By COLIN CLARK
NEWSEUM: The key maintenance software program for the F-35, called ALIS, is “way behind,” Lt. Gen. Christopher Bogdan, head of the program, said today. How far behind? “We are way behind. We are way behind.”
Bogdan told a conference hosted by Credit Suisse and organized by Jim McAleese here that he “could spend hours talking about what’s right and what’s wrong with ALIS,” the Autonomic Logistics Information System. But he kept it pretty short. Program leaders realized the system, designed to monitor the aircraft’s systems and maintenance needs, was a hell of a lot more important and complex than they had originally foreseen. ”It is way more important and way more complicated than that,” Bogdan said, adding that it needs to be treated “like its own weapon system.”
While the program is ”in catch-up mode with ALIS,” Bogdan said they were beginning to see improvements in the system. The latest software update was done at Eglin Air Force Base this weekend. “Normally with ALIS we would take one step forward and two steps back. This time we actually took a step forward and didn’t take a step back. That is encouraging, that because of the way we are changing the development of ALIS we starting to see results. But we are way behind. We are way behind.”
On the cracked bulkheads found during ground lifecycle testing of the F-35Bs — the Marine aircraft –Bogdan said “his biggest worry” about them is that there are planes on the production line due to receive the bulkhead models that cracked. He said he has “challenged Lockheed to figure out a way to get that fix done as quickly as possible” so he doesn’t have to buy jets and fix them later on.

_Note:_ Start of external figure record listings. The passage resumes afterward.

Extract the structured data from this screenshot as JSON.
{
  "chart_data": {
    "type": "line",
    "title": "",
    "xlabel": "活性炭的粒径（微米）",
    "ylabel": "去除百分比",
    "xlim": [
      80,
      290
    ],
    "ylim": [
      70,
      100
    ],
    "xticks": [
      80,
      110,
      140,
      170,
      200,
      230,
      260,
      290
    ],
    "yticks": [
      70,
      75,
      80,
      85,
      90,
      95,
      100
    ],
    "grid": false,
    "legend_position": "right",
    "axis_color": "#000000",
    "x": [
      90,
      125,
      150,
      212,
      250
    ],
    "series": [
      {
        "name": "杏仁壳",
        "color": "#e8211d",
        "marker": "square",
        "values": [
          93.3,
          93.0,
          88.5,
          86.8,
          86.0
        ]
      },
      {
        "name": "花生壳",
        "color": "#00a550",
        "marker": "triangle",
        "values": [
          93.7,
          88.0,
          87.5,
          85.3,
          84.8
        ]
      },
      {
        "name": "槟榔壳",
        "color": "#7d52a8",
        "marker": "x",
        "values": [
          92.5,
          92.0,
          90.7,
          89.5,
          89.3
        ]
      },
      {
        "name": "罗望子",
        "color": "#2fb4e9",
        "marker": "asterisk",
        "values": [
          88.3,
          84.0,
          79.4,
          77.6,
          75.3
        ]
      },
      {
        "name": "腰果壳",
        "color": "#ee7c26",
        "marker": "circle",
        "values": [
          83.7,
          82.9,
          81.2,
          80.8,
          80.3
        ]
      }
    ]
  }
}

The other area — related to ALIS — is that the F-35s produced so far are not meeting readiness standards. “Parts are failing more often then we expected and when they fail they take longer to repair and maintainability on the airplane is just taking too long to repair,” Bogdan said. “The good news is we have the wherewithal and the capability to conquer all those problems with the money we have been given.”
All this doubtless has given rise to many acquisition lessons learned. Bogdan, former program manager of the KC-X airborne tanker program, noted he had compiled a pamphlet about the lessons he learned there. “We are probably going to end up doing the same for F-35,” he said. “Instead of a pamphlet we may need an encylopedia because of all the things we didn’t get right.”
Some more hopeful news for Lockheed and the program: Bogdan said he was pretty sure South Korea would buy F-35s. He was less categoric about Singapore, but he clearly thinks it’s likely the city-state will buy the aircraft. Breaking Defense readers already knew that, of course.